Moral relativism is the idea that when it comes to truth and judgments, there are no universally accepted absolutes. While cultures and society as a whole may hold certain moralities on a theoretical basis (such as the recognition that murdering an innocent person is bad), in reality, there is no real moral authority or normative force by which morality can be judged in a concrete sense (Moral Relativism). In essence, what an individual deems to be moral is entirely in the eye of the beholder.  

This now leads us to a discussion about Thelma and Louise. The opening credits with the steep hills and flat prairie land conveys a sense of vastness and even freedom, which obviously plays a central role in the story. The dreary, lonely greyness of the scenery gives way to beautiful greens, yellows, and the blueness of the sky. It is a reflection of the lives that Thelma and Louise live. Both of them are utterly unremarkable characters who find themselves stuck in a depressing, unforgiving world. But the series of events would eventually lead them to something bigger. When the movie cuts to the first scene, Louise is busy, working as a waitress, while the country song on the radio asks, “Honey, are you going out tonight?” A clever foreshadowing of things to come. (As a side note:  I was somewhat struck by how antiquated this movie feels.  While the main ideas of the story can still be relevant today, the scenes involving Louise and other waitresses smoking a cigarette in the crowded kitchen, while simultaneously doing their jobs certainly would not fly in the year 2013). In any event, this paper now turns to their actions from moral and fateful perspectives.

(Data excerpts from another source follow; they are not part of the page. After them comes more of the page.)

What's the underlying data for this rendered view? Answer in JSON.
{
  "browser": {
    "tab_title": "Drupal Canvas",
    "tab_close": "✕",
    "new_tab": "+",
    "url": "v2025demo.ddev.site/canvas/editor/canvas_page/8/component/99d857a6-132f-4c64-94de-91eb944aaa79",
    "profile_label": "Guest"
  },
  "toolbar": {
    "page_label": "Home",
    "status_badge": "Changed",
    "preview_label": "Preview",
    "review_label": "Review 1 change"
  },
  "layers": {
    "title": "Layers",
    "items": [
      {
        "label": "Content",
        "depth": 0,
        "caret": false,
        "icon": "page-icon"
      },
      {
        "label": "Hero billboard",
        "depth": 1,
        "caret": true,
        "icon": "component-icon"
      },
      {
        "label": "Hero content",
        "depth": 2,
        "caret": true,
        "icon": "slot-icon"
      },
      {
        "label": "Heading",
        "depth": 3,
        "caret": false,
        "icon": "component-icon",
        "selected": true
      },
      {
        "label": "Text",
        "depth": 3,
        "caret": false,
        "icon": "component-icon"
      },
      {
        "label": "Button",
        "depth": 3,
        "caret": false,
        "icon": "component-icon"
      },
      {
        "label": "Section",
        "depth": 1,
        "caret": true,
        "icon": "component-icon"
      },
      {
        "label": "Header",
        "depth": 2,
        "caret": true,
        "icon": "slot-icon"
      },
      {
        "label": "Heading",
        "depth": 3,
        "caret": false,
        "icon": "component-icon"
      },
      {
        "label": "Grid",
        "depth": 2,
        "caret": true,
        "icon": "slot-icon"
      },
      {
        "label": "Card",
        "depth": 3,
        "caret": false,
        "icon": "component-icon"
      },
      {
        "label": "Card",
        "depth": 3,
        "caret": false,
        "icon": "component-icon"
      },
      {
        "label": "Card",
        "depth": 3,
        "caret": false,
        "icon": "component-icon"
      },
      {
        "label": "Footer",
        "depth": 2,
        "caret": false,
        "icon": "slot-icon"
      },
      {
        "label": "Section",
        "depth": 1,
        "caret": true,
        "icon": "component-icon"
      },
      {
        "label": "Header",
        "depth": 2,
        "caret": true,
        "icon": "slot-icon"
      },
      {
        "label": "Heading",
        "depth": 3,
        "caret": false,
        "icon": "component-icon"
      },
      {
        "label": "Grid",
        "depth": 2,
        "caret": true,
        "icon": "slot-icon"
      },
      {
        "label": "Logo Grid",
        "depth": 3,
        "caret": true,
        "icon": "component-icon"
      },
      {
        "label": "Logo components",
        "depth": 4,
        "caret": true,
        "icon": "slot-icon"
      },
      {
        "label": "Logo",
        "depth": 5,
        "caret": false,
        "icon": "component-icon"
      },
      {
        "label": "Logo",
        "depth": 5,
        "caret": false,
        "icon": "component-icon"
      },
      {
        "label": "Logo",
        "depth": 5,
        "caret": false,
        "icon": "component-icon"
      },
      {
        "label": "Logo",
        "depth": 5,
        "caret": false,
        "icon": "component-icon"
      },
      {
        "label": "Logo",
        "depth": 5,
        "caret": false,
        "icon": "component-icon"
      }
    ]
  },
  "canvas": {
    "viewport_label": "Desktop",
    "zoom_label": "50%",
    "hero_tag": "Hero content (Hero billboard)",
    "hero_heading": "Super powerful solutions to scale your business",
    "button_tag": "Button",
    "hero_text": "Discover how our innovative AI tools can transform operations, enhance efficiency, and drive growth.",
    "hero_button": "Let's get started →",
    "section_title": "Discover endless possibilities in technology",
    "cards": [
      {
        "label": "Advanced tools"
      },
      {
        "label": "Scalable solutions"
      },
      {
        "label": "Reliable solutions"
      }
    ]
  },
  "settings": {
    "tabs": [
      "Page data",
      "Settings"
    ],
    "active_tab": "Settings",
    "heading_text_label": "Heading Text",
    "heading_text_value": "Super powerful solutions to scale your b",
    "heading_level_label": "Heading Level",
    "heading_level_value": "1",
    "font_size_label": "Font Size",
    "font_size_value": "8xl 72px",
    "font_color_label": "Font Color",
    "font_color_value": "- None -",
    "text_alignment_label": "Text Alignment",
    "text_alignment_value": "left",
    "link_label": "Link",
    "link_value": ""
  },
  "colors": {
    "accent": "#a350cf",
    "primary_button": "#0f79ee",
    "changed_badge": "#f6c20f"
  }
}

Critics have argued that the movie attempts to justify acts, such as armed robbery and manslaughter as a way to raise consciousness of the plight of women (Lipsitz). However, that observation oversimplifies the objectives of the movie. Instead, when viewed under the contexts of moral relativism and fate, it is clear that the movie makes no such attempt to glorify these actions. Instead, it is providing commentary on society. On the surface, most people understand that the actions of these women are wrong. Robbery and killing are not acts that should be encouraged. Likewise, when Thelma has the fling with J.D. the cowboy, she is breaking a sacred vow to her husband (although based on the way he treats her, there is no reason to believe that he has been any more faithful. Do two wrongs make a right?). Again, the central theme of the film deals with being trapped and then finding freedom. In this case, Thelma and Louise are prisoners in a world (or perhaps, better stated, society), that at first they have no control over. But the series of events from killing the would-be rapist, kidnapping the policeman, robbing the liquor store, and blowing up the gas tank are indications that rightly or wrongly the individual is free to manipulate the world, although in the end there are still consequences. But even in that case, it could be argued that the consequences were of their own choosing, since they opted to drive off the cliff, as opposed to leaving the decision up to others.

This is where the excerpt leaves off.